Based on preliminary internal estimates, the company proposes to develop the land into a mixed-use project comprising residential towers with integrated retail and/or commercial components, with an estimated gross development value (GDV) of RM1.91 billion and an estimated gross development cost (GDC) of RM1.32 billion.
The proposed development is envisaged to be carried out in phases over approximately five years, with construction expected to commence in the second half of 2027 and completion targeted for the second half of 2032, subject to obtaining the relevant approvals.

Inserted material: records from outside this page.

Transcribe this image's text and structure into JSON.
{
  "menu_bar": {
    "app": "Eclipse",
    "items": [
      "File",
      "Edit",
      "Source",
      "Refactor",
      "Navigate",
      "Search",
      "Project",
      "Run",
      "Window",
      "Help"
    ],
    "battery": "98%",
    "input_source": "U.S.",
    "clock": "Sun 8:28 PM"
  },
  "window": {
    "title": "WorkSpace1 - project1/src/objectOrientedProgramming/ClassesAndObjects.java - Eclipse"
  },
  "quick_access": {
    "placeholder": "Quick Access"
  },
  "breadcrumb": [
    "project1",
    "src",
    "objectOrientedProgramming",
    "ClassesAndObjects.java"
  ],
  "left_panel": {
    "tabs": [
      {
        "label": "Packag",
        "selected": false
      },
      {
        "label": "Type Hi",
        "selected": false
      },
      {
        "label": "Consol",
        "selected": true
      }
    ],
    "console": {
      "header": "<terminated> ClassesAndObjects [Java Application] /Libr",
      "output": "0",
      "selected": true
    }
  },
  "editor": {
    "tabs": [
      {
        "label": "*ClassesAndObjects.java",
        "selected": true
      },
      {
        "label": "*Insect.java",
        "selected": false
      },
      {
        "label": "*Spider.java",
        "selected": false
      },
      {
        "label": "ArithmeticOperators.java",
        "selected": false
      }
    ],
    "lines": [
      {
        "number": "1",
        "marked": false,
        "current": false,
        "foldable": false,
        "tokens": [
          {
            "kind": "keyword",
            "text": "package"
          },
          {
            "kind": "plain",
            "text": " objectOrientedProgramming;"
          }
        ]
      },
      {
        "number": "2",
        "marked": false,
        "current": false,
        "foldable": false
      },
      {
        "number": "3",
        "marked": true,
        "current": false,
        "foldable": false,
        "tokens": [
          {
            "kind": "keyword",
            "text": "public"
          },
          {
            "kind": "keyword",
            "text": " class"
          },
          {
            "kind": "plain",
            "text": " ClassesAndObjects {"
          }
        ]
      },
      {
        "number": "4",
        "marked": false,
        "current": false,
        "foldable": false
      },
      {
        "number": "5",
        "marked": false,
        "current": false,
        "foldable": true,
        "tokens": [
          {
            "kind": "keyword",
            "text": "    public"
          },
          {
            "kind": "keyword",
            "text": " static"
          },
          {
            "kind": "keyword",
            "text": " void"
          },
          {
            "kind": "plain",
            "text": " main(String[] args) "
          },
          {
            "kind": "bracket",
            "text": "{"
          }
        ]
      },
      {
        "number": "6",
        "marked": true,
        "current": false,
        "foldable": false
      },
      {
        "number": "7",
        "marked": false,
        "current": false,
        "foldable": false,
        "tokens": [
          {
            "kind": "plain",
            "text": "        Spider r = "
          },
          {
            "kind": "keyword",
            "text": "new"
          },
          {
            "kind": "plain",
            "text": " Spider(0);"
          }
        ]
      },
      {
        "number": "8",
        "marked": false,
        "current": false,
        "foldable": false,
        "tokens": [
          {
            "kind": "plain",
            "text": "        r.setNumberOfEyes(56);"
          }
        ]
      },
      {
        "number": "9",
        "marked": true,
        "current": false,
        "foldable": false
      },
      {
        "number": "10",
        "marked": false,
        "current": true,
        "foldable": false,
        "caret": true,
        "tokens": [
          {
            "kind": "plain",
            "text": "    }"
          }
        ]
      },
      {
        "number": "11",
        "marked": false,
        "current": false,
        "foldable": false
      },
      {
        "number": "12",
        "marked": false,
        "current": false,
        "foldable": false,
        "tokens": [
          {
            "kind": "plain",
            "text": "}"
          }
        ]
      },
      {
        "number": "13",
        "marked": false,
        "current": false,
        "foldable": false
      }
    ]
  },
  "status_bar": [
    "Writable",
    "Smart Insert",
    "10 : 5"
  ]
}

According to LSH Capital, the acquisition will expand the group's landbank in a mature Klang Valley corridor, strengthen its medium- to long-term property development pipeline and leverage transit-oriented development opportunities supported by the surrounding transport infrastructure.
The company said the proposal is not expected to have any immediate material effect on its net assets and net assets per share for the financial year ending Sept 30, 2026, as development is expected to commence only in the second half of 2027.
The proposal remains subject to, among others, shareholders' approval and approval from the Economic Planning Unit before the SDA becomes unconditional.